A Vermilion, Ohio, financial planner was sentenced to 17.5 years in prison and ordered to pay more than $4.4 million in restitution for financial crimes that victimized nearly 100 clients, including churches and charities, the U.S. Attorney for the Northern District of Ohio announced last week.

Richard A. Zakarian, 48, pleaded guilty earlier this year to two counts each of wire fraud and mail fraud and one count of making and subscribing false income tax returns. He was sentenced in federal district court in Cleveland.

Zakarian was a certified financial planner and a self-employed tax preparer who owned and operated several business ventures, including a payroll service. He conducted two schemes where he defrauded clients, according to the U.S. Attorney, one in which he defrauded investors and another where he defrauded clients of his payroll business. Many of the payroll tax victims were churches, charities and other non-profit organizations.

“This defendant preyed on non-profits, churches and small businesses that struggled to make ends meet while making their communities better,” says Steven M. Dettelbach, United States Attorney for the Northern District of Ohio. “He never meant to help them, only to defraud them. This was a systemic, deliberate pattern of behavior that took place over years.”

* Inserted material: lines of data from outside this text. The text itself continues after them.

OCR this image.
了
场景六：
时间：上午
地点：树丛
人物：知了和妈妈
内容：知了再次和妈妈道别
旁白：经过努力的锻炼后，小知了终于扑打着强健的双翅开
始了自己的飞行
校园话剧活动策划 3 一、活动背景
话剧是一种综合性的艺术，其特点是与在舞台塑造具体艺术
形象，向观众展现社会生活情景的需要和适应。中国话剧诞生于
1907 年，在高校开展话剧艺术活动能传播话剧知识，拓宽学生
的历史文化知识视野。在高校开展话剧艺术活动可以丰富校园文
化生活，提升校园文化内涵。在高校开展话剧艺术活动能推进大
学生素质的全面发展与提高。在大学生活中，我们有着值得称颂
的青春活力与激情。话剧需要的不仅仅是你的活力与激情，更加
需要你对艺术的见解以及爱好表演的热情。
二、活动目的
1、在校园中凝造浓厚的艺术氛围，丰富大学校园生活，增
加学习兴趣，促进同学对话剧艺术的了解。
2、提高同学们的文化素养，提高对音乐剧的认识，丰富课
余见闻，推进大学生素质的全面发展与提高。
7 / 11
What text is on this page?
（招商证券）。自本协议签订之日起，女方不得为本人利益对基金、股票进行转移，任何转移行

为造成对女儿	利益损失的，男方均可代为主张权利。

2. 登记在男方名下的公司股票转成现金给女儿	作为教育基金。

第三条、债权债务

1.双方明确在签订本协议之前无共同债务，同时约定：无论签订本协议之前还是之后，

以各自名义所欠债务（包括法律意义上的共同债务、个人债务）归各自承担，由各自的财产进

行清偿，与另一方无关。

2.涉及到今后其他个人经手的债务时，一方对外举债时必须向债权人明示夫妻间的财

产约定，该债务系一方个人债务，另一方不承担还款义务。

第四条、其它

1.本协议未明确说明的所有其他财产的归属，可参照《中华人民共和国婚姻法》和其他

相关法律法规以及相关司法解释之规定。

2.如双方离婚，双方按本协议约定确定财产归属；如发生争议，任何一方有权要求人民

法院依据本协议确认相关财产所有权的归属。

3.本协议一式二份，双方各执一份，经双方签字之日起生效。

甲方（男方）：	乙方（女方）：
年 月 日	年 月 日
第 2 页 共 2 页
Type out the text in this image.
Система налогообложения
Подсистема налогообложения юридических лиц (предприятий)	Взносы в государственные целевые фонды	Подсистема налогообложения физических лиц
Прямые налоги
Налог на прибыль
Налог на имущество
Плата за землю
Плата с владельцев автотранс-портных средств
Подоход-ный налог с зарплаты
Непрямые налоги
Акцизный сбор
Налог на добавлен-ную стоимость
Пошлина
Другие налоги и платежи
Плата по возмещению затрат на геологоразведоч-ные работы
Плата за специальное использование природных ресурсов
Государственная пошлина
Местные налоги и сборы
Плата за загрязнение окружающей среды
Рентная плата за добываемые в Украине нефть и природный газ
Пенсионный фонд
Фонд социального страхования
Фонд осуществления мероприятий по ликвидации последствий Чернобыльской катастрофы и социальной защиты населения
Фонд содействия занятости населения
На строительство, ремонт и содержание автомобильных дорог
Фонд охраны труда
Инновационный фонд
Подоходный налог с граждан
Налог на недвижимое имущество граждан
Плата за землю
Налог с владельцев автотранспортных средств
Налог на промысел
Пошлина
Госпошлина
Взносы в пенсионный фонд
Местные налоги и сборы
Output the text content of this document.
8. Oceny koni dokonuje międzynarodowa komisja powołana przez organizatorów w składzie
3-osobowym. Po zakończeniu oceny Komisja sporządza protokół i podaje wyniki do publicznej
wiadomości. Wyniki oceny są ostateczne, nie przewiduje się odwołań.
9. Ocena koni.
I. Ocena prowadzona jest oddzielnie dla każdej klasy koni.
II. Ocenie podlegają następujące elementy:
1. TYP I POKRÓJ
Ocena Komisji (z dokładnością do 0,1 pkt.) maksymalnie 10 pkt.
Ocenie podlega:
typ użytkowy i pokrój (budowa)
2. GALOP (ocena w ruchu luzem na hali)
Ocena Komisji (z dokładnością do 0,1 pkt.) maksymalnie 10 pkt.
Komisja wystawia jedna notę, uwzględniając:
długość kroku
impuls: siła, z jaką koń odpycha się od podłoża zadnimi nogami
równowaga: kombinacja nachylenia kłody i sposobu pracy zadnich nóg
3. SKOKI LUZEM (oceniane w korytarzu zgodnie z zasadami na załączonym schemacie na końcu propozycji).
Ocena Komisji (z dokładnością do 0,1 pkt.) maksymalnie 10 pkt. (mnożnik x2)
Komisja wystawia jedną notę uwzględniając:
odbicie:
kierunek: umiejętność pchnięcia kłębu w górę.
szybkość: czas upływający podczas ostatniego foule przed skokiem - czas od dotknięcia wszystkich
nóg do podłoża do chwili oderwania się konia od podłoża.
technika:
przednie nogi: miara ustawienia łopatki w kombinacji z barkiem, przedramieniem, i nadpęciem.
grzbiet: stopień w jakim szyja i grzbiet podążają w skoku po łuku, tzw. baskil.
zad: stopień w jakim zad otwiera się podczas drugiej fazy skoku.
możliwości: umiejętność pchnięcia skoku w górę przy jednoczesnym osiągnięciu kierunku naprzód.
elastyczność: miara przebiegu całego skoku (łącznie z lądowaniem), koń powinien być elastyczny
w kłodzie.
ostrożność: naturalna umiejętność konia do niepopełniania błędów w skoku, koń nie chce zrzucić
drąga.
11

According to the U.S. Attorney, from 2002 to 2012, Zakarian convinced clients to invest with him. He primarily targeted clients from a tax-preparation business he ran when they received their tax refunds and he knew they had money. Zakarian misled clients to believe their funds would be placed in safe, guaranteed-return investments. Instead, he diverted the funds to pay personal and business expenses, and invested in risky investments for which he had a consistent history of incurring large losses, Dettelbach says.

While some received a return on part or all of their investment, 23 clients incurred combined out-of-pocket losses of more than $1 million. In addition, the clients did not receive hundreds of thousands of dollars of gains on their investments that Zakarian falsely reported to them, the U.S. Attorney says.

He also prepared tax returns but did not submit the taxes to the various government agencies as he said he was doing, the U.S. Attorney says.

Zakarian devised the tax scheme in hopes of raising money to be able to pay victims of his investment fraud scheme. He hoped to generate large, quick profits that he could use to cover his operating expenses, repay his investment clients, pay his clients’ employment taxes and have money left over. Instead, he consistently lost money, Dettelbach says.